The Three Musketeers (1973) & The Four Musketeers (1974)

          Though previously known for the irreverence of, among other things, the invigorating movies he made with the Beatles, Richard Lester revealed great gifts as a director of adventure films with this epic adaptation of Alexandre Dumas’ deathless novel The Three Musketeers, which producer Ilya Salkind cleverly divided into two movies (more on that in a moment). Telling the enduring tale of how enthusiastic bumpkin D’Artagnan (Michael York) finds his place amid a group of elite 17th-century swordsmen, then inadvertently helps uncover a conspiracy within the French ruling class, Lester’s sprawling project mixes lowbrow comedy and sophisticated intrigue to great effect.
          The silly stuff includes lots of slapstick and Benny Hill-ish bedroom farce, and the derring-do features everything from preposterous stunts to genuinely frightening swordfights. The tonal variety is unusual, nimbly replicating the breadth of Dumas’ narrative by toggling between the ridiculous and the sublime. Lester’s effervescent approach to film editingwhich accentuates his loose, observational shooting styleis as consistently dazzling as the project’s sumptuous production design and costuming. The Musketeers movies are never shy of energy, and the pictures overflow with entertaining performances.
          York is appropriately eager and awkward, while Oliver Reed’s haunted gravitas lends macho meaning to the bond between the trio of older Musketeers whom D’Artagnan joins; few filmmakers captured Reed’s offscreen combination of poetry and savagery better than Lester does here. Raquel Welch gives her best-ever performance in a mostly comic role (her epic cleavage is a character unto itself); Faye Dunaway and Christopher Lee provide elegant villainy; and Charlton Heston’s presence adds to the international flavor of the piece, though his casting as Cardinal Richelieu is laughable. And while some viewers may have justifiable quibbles with Lester’s whiplash tonal shifts, the herky-jerky alternation between campy schtick and intense melodrama keeps things lively.
          Originally shot as one lengthy film, the Musketeers saga was bifurcated by Salkind, much to the chagrin of the actors, who had been paid for just one movie. Legal shenanigans followed, though most audiences were none the wiser when the Lester movies unspooled to general delight. Salkind refined his methodology by shooting 1978’s Superman and 1981’s Superman II simultaneously with director Richard Donner, this time revealing to everyone beforehand that two movies were being made, but that didn’t work out perfectly, either; production of the second picture was halted partway through and then restarted, at a later date, with a replacement helmer—none other than Musketeers survivor Richard Lester.
          FYI, although the 1977 flop The 5th Musketeer is completely unrelated to the Salkind/Lester pictures, much of the original Salkind/Lester cast regrouped for 1989’s misbegotten official sequel Return of the Musketeers. The death during production of series comic foil Roy Kinnear cast a pall over the piece, and, sadly, helped expedite the conclusion of Lester’s illustrious career.

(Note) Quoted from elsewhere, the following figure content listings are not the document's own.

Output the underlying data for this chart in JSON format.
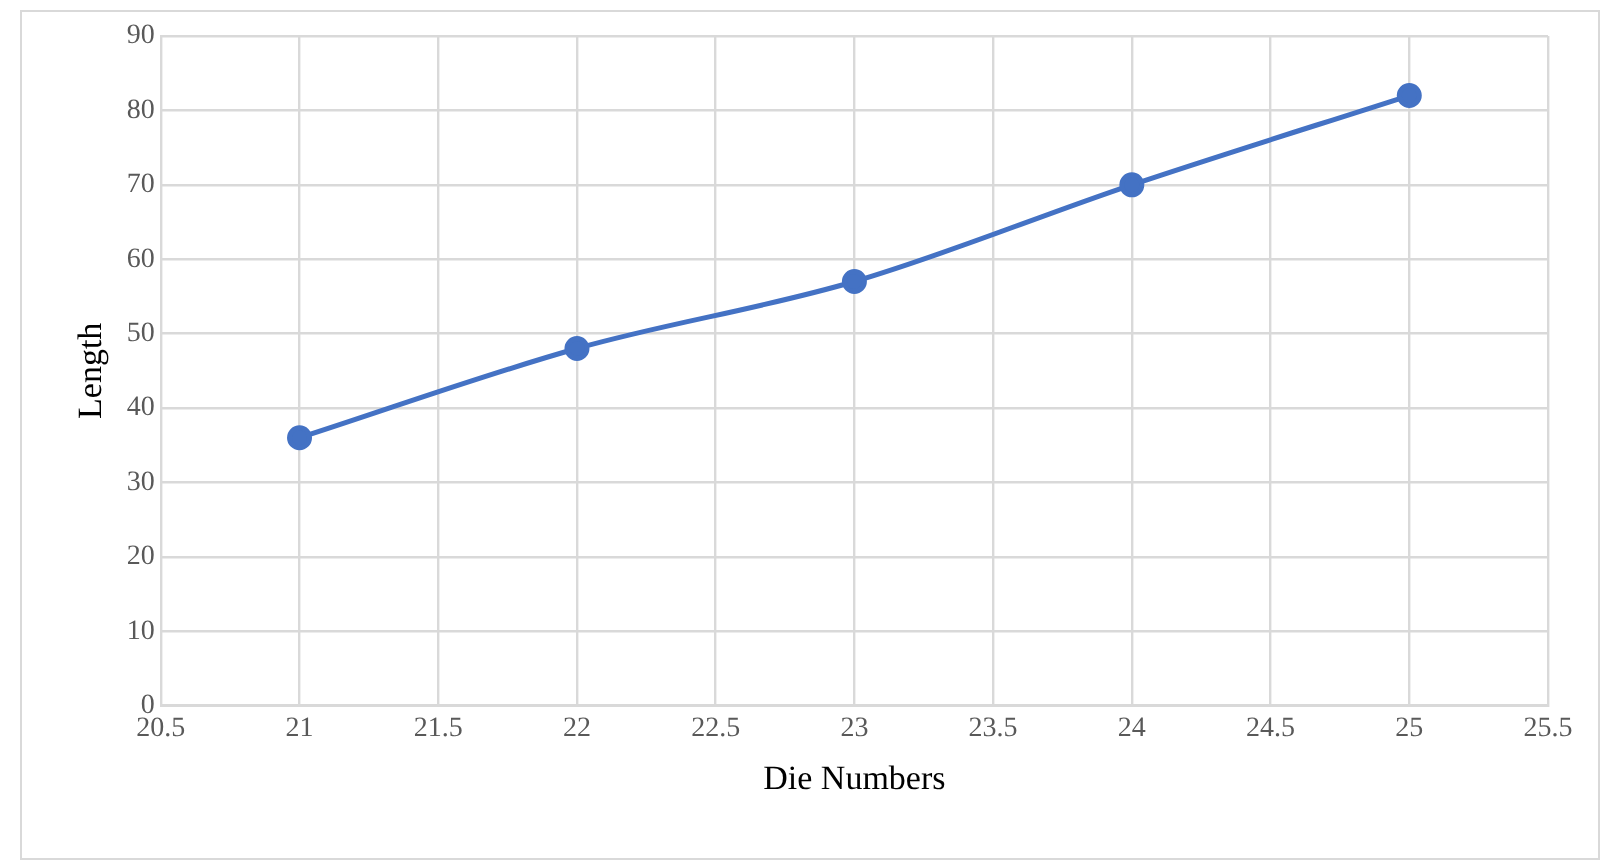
{
  "chart_data": {
    "type": "line",
    "xlabel": "Die Numbers",
    "ylabel": "Length",
    "x": [
      21,
      22,
      23,
      24,
      25
    ],
    "series": [
      {
        "color": "#4472c4",
        "values": [
          36,
          48,
          57,
          70,
          82
        ]
      }
    ],
    "xlim": [
      20.5,
      25.5
    ],
    "xticks": [
      20.5,
      21,
      21.5,
      22,
      22.5,
      23,
      23.5,
      24,
      24.5,
      25,
      25.5
    ],
    "ylim": [
      0,
      90
    ],
    "yticks": [
      0,
      10,
      20,
      30,
      40,
      50,
      60,
      70,
      80,
      90
    ],
    "grid": true,
    "legend": false,
    "marker": "circle",
    "line_style": "solid"
  }
}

The Three Musketeers: GROOVY
The Four Musketeers: GROOVY


Unknown said...

Heston was good as richilieu, why do you think it was laughable.

Unknown said...

Certainly not a bad performance by Heston, but his swaggering American-ness is distracting to me given the largely European flavor of the cast. IMHO, Dunaway and Welch strive for a more European vibe with their characterizations.